Maria João Brito de Sousa
É por dentro das horas que desfio
O rosário das queixas que não faço
Que esta fome de sol, que por cá passo,
Me mina de incerteza. E faz-me frio.
O abismo que se cava em cada rio
Que rompe a terra mãe no seu abraço,
Traz no seu leito fundo o puro traço
De quem, deixando-se ir, não desistiu.
Cada vez mais se entranha pelas horas
Que voam renegando as mil demoras
Que um ciclo natural sempre despreza
E se esse rio souber que o sonho existe,
Conquista o seu direito a morrer triste,
Desvenda outra insuspeita natureza.
Maria João Brito de Sousa – 26.10.2011 - 15.20h
Reformulado a 2.11.2015
publicado às 16:20
Maria João Brito de Sousa
(Soneto em verso eneassilábico)
Quis lembrar-me do mar que trazias
A pender-te da ponta dos dedos,
Prometendo, acenando aos mil dias
Que eu roubava à avareza dos medos
E colhi, desse mar que escondias,
No remoto pomar dos segredos,
O mel doce, que em fruto of`recias
D´entre mil, extemporâneos, azedos…
Houve um tempo redondo e magoado
Em que o fruto minguava escondido,
Definhando de tão resguardado
Na redoma do que é proibido,
E se eu nunca o tivesse encontrado,
Talvez nunca o tivesse perdido...
Maria João Brito de Sousa – 23.10.2011 – 15.00h
publicado às 13:22
Maria João Brito de Sousa
Dei-te um mar inocente e virginal,
Mas telúrico e quase incandescente,
A brotar desse anseio universal
De ser muito mais mar do que era gente
E nesse mar selvagem, sensual,
Da onda mais revolta e mais urgente,
Não soubeste deixar-me outro sinal
Pr`além do gene instável da semente…
De quanto mergulhaste, vertical,
Assim que o sol, a pino, se fez quente,
Perdeu-se-te a mensagem, no final,
E, enquanto o sol se põe, mesmo à tangente,
Eu crio, noutro mar mais ficcional,
Cada raio de luz do meu poente...
Maria João Brito de Sousa – 22.10.2011 – 15.00h
publicado às 15:42
Maria João Brito de Sousa
Foi num muro em que, sem liberdade,
Acoitado entre as lajes, tão frias,
Tu escreveste a palavra VONTADE
Conquistada ao granito dos dias!
Foi a tua resposta à maldade,
À traição e às demais vilanias
De quem queria apagar a VERDADE
Desse muro em que, ousado, a escrevias!
Foram tantas palavras negadas
Que a garganta guardou da denúncia
Dos que a queriam gritada entre os muros,
Quanto as dores, como pedras, caladas
Na nobreza da tua renúncia,
Semeando os teus sonhos mais puros!
Maria João Brito de Sousa - 21.10.2011 - 13.48h
Imagem retirada da página que a Wikipédia criou para o 25 de Abril de 1974
NOTA - Soneto de nove sílabas métricas
publicado às 13:35
Maria João Brito de Sousa
Hoje, nem bem, nem mal, nem coisa alguma…
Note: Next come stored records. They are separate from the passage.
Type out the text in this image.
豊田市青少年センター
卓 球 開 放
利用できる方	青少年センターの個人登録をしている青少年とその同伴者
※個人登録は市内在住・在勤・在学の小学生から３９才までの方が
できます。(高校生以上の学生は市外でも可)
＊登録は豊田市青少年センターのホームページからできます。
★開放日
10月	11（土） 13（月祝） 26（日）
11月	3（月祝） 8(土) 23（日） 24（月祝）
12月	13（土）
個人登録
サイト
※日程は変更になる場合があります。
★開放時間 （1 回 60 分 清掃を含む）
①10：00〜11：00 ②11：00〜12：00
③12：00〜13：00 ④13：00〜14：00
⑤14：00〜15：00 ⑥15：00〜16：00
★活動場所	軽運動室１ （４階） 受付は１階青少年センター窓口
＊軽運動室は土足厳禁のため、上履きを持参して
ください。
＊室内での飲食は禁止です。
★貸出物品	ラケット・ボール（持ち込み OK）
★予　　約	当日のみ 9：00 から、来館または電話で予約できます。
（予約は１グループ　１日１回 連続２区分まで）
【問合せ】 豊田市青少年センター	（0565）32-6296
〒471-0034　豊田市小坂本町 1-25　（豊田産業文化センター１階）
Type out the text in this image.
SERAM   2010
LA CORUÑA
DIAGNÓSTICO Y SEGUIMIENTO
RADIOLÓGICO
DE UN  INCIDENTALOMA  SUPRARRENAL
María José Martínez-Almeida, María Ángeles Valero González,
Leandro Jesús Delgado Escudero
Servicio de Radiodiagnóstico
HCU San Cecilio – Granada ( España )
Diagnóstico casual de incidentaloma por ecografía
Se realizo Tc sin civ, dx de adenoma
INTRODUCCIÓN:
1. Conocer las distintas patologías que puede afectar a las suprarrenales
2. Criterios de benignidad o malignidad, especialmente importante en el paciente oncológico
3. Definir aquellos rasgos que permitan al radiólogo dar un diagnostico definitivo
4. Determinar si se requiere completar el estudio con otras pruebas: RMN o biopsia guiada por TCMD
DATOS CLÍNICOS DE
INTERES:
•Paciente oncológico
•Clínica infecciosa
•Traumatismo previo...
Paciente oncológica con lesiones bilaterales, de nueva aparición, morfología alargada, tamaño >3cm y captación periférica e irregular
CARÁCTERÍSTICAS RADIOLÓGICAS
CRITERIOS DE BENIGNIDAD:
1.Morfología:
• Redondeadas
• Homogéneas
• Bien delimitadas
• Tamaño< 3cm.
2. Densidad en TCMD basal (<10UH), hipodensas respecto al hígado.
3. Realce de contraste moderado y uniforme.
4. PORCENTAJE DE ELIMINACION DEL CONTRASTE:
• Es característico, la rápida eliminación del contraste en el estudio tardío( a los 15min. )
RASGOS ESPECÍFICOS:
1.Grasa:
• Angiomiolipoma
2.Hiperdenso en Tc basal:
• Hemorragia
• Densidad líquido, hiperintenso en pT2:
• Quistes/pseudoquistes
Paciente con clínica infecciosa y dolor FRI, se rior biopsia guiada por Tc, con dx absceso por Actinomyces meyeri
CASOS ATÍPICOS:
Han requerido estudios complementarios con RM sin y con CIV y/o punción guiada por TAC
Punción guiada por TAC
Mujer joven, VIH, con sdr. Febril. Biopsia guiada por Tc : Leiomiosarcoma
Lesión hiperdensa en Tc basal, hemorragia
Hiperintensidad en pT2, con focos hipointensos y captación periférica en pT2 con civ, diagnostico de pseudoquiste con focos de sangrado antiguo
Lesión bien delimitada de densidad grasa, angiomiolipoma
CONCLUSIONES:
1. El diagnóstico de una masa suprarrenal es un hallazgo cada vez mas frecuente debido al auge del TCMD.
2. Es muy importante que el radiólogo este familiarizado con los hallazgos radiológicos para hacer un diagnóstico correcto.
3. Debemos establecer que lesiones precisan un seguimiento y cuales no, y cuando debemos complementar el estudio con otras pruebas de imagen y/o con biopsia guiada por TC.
Nem o silêncio impôs a reflexão,
Nem um murmúrio só, dizendo "não"
Às minhas mãos cerradas como bruma
E dispersa-me a onda nesta espuma
Como se, ao ser negada uma razão,
Tudo se reduzisse à dimensão
Das lutas que se perdem, uma a uma…
Hoje… nem bem, nem mal! Ninguém diria
Que ontem saiu à rua a rebeldia
Vestida com as cores de mil certezas,
Porque hoje, ao acordar, nada se ouvia
(... mas, quem estivesse atento, sentiria
um tumulto a subir das profundezas…)
Maria João Brito de Sousa – 16.10.2011 – 16.32h
publicado às 22:25
Maria João Brito de Sousa
Usado e gasto ou novo e displicente,
Tenho-te aqui, neste onde que nem sei,
No poema em que te prendo, esse imprudente
Que te irá dar bem mais do que eu te dei,
Mas perco-te depois, num gesto urgente
Em que abro mão daquilo que engendrei,
E vendo-te voar – quem me desmente? –
Descubro que não mais te encontrarei...
Quem és, quem és, se nem mesmo eu souber
Prender-te nos meus braços de mulher
Dando uma voz à voz que tu não tens?
Serás verso que teima em se perder,
Ou talvez sejas tudo o que eu quiser
Por mais que eu nunca saiba de onde vens...
Maria João Brito de Sousa – 10.10.2011 – 21.11h
Imagem retirada da Internet, via Google
publicado às 21:54
Maria João Brito de Sousa
Enquanto a vida passa pela vida
Muitos, na luta eterna, reconhecem
Que as teias desta vida se nos tecem
Conforme a voz que temos seja erguida...
Tantos de nós, descendo uma avenida,
Procuramos dar voz aos que a merecem
E damos voz à voz dos que se oferecem
Pr`a dar voz à verdade indesmentida
Que vida a vida se ergue na cidade
Reconstruindo a solidariedade
Essa que já mil vezes nos uniu
E é contra a voz que abafa a nossa voz
Que, erguidos desse chão, não estamos sós
Contra quem, pr`a roubar-nos, nos mentiu!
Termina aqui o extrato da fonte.